I did a simple repeat loop and compared the word being searched for with
the first word of each entry. Works of course, but it's so slow...
If you're using "repeat with i = 1 to the number of lines..." we can definitely cut this time down by about an order of magnitude in one move, switching that to use "repeat for each line in..." instead.
When you use this:
repeat with i = 1 to the number of lines of tData
put line i of tData into tLine
-- do stuff on tLine
end repeat
....each time through the loop it has to count through each line in tData until it reaches i number of lines. So as you can surmise, each time through the loop it's slower than the last, and by the time you get past 100,000 lines it's dead slow.
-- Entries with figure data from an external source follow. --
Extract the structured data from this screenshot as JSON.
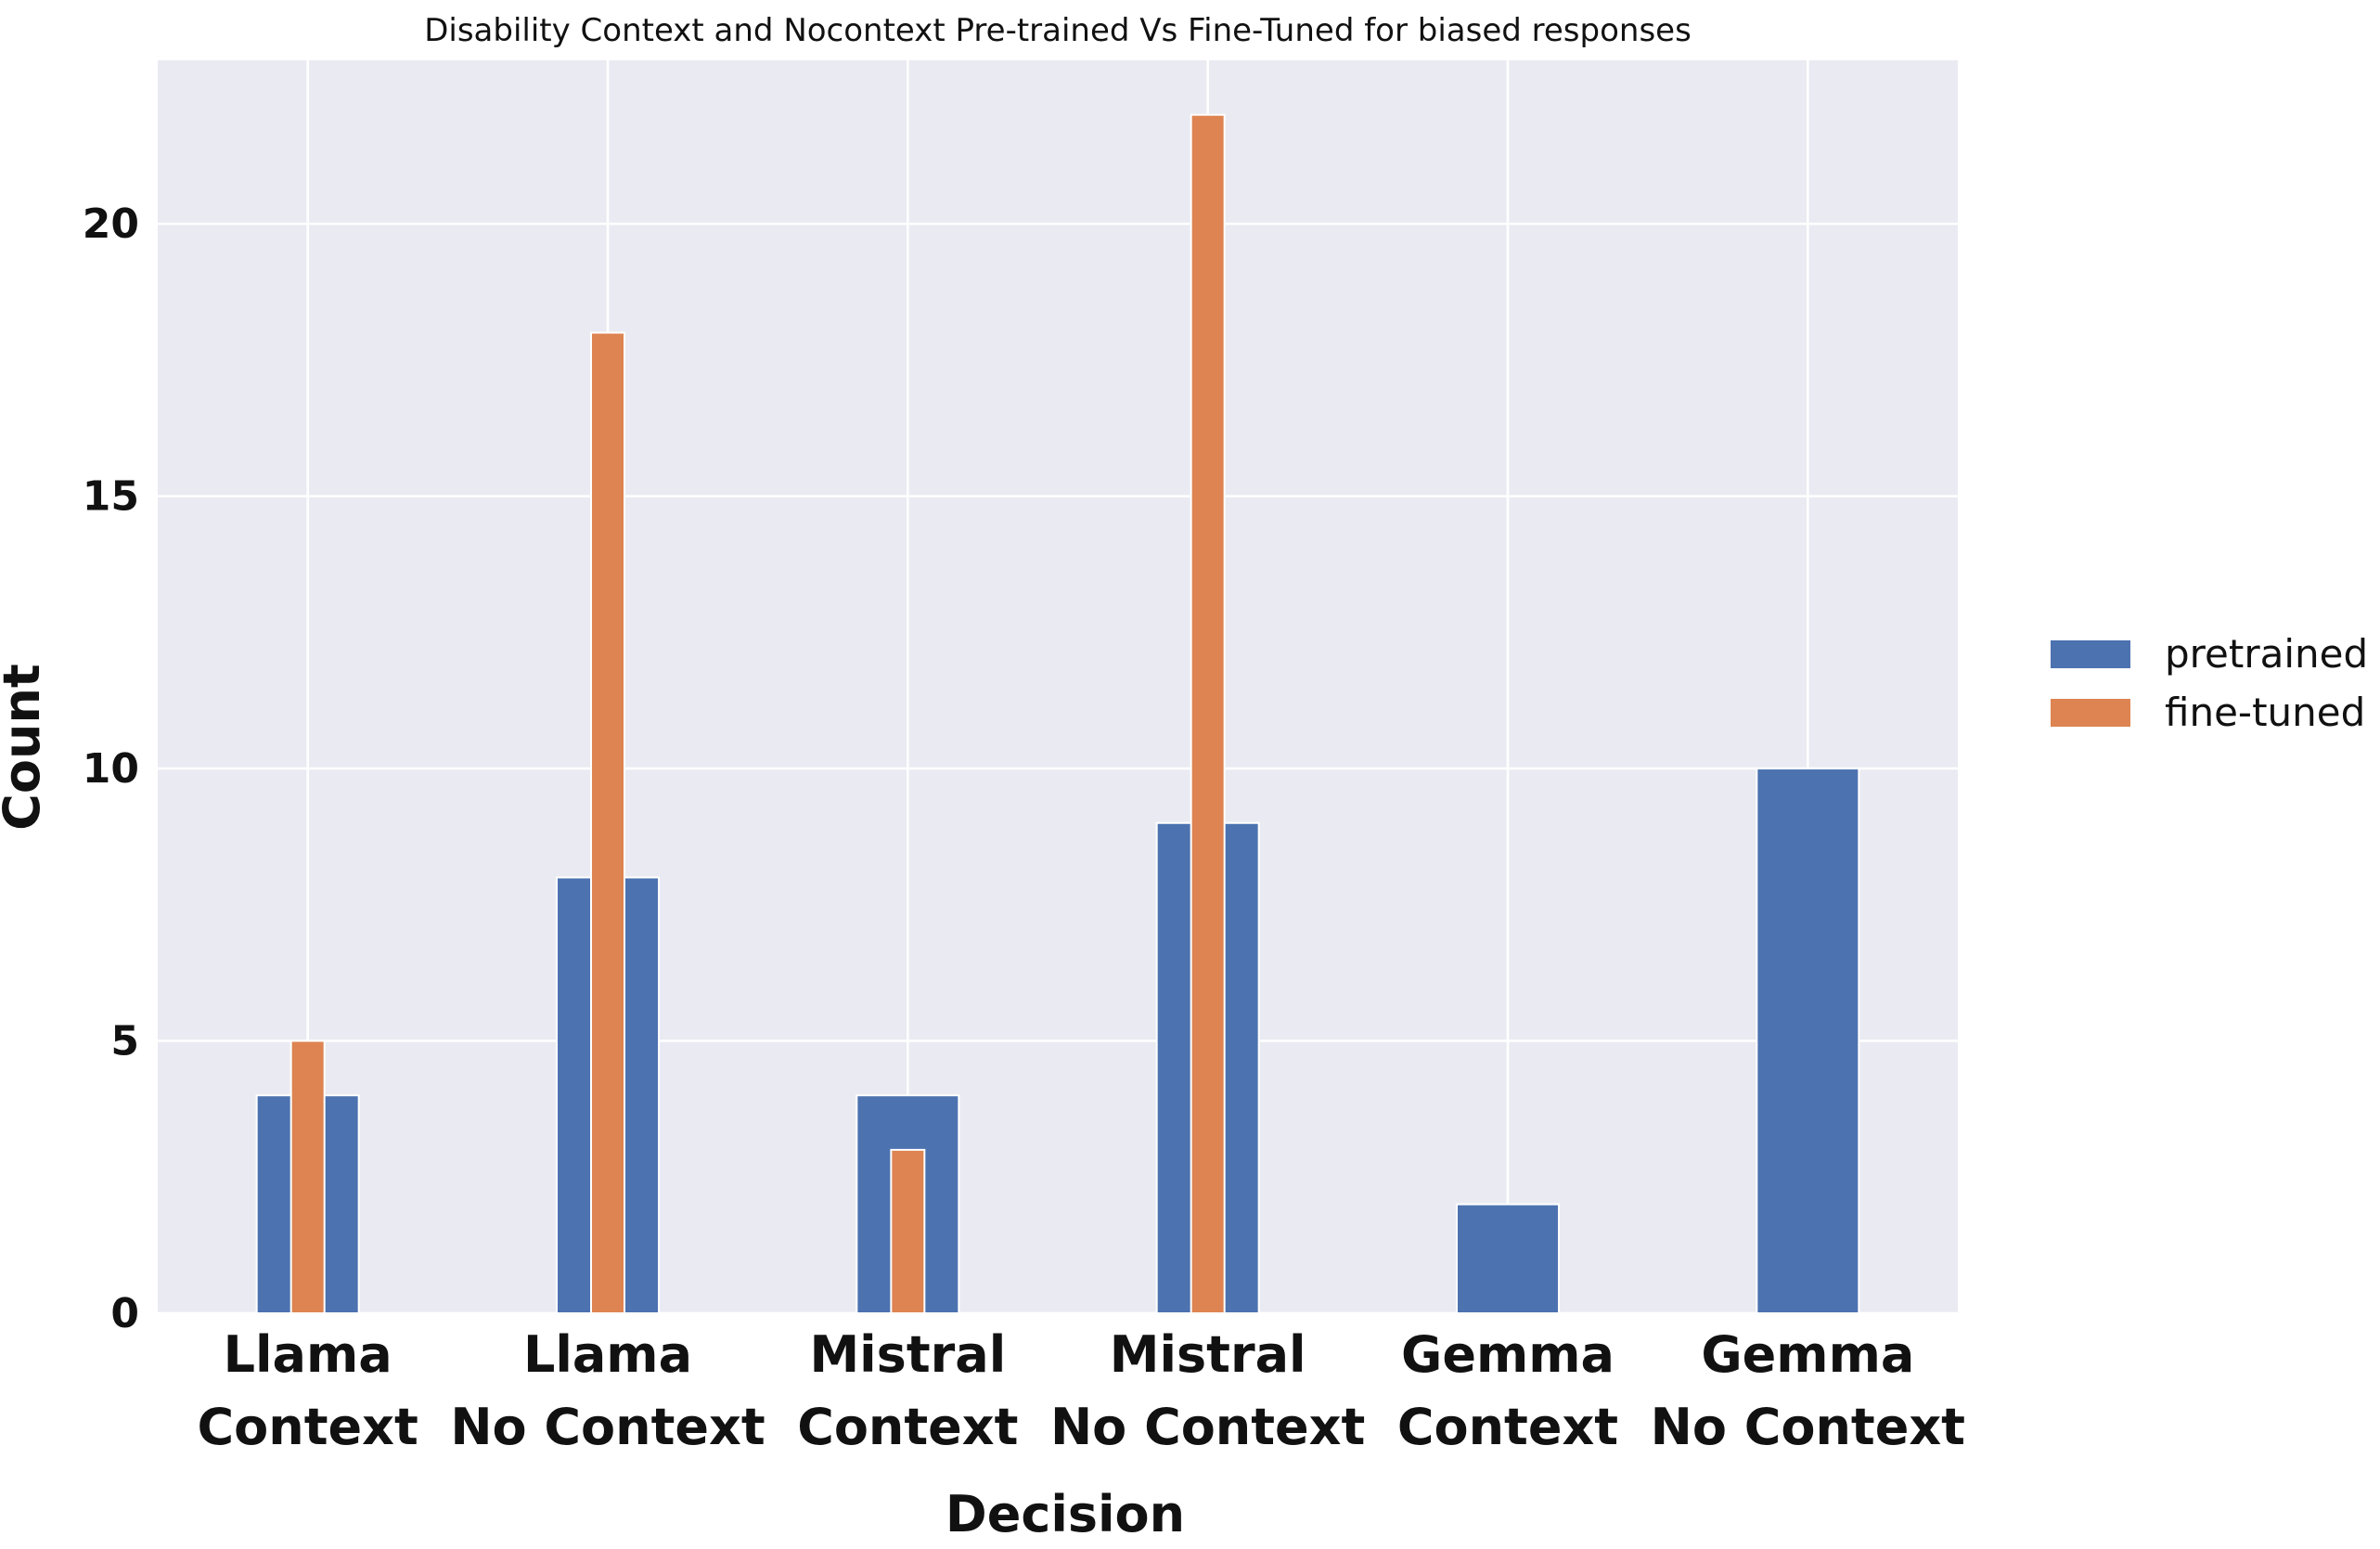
{
  "chart_data": {
    "type": "bar",
    "title": "Disability Context and Nocontext Pre-trained Vs Fine-Tuned for biased responses",
    "xlabel": "Decision",
    "ylabel": "Count",
    "categories": [
      [
        "Llama",
        "Context"
      ],
      [
        "Llama",
        "No Context"
      ],
      [
        "Mistral",
        "Context"
      ],
      [
        "Mistral",
        "No Context"
      ],
      [
        "Gemma",
        "Context"
      ],
      [
        "Gemma",
        "No Context"
      ]
    ],
    "series": [
      {
        "name": "pretrained",
        "color": "#4c72b0",
        "values": [
          4,
          8,
          4,
          9,
          2,
          10
        ]
      },
      {
        "name": "fine-tuned",
        "color": "#dd8452",
        "values": [
          5,
          18,
          3,
          22,
          0,
          0
        ]
      }
    ],
    "ylim": [
      0,
      23
    ],
    "yticks": [
      0,
      5,
      10,
      15,
      20
    ],
    "grid": true,
    "legend_position": "right",
    "plot_background": "#eaeaf2"
  }
}
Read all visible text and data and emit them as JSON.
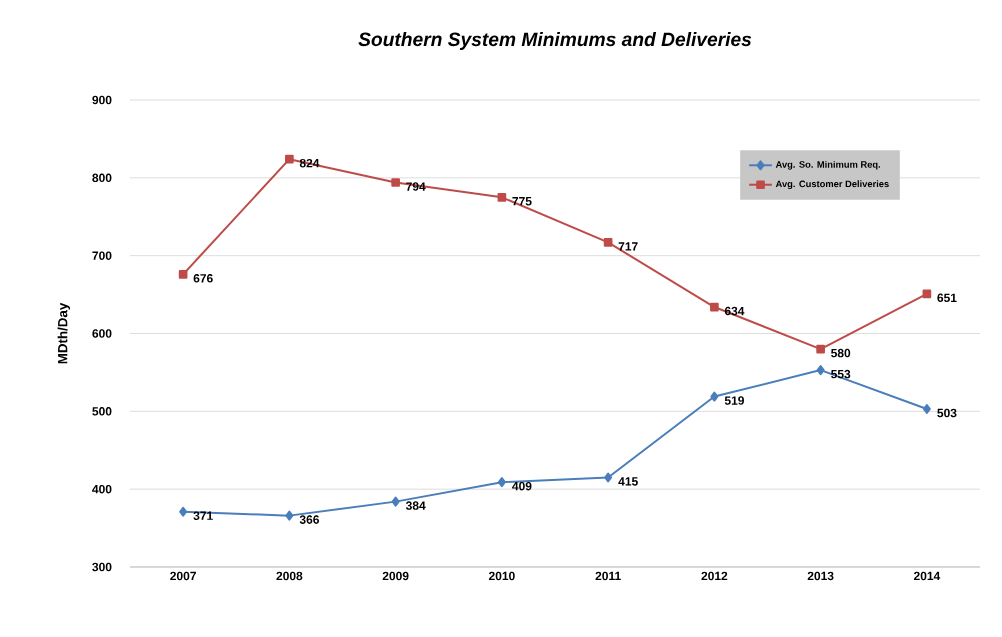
{
  "chart_data": {
    "type": "line",
    "title": "*Southern System Minimums and Deliveries*",
    "ylabel": "MDth/Day",
    "categories": [
      "2007",
      "2008",
      "2009",
      "2010",
      "2011",
      "2012",
      "2013",
      "2014"
    ],
    "series": [
      {
        "name": "Avg. So. Minimum Req.",
        "color": "#4a7ebb",
        "marker": "diamond",
        "values": [
          371,
          366,
          384,
          409,
          415,
          519,
          553,
          503
        ]
      },
      {
        "name": "Avg. Customer Deliveries",
        "color": "#be4b48",
        "marker": "square",
        "values": [
          676,
          824,
          794,
          775,
          717,
          634,
          580,
          651
        ]
      }
    ],
    "ylim": [
      300,
      900
    ],
    "yticks": [
      300,
      400,
      500,
      600,
      700,
      800,
      900
    ],
    "grid": "y",
    "legend": "top right",
    "data_labels": true
  }
}
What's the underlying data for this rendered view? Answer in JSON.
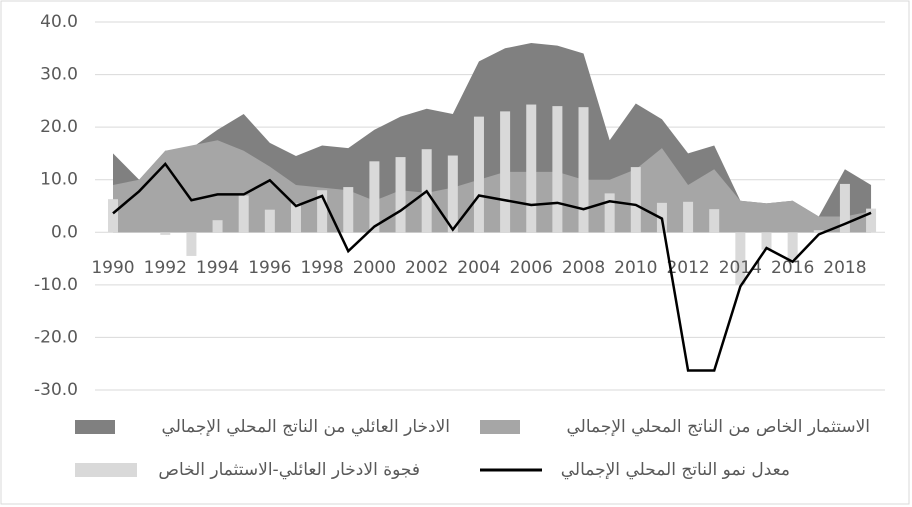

But if you change that to:
repeat for each line tLine in tData
-- do stuff on tLine
end repeat
...then Rev is parsing tData into lines as it goes, putting the current line into tLine and keeping track of where it is for the next iteration.
It's able to do this by making the critical assumption that tData doesn't change. Using "repeat with i = 1 to x" whatever you're parsing can be dynamic because it's going to count through the data anyway. But with "repeat for each" it's able to keep track of where it is as it goes because it doesn't allow tData to change.
It sounds like for your purposes the data set doesn't need to change, so you should be able to use the "repeat for each" form well.
Of course this assumes you're not already using that form. If you are let's take a look at the code to see if we can find other areas for optimization.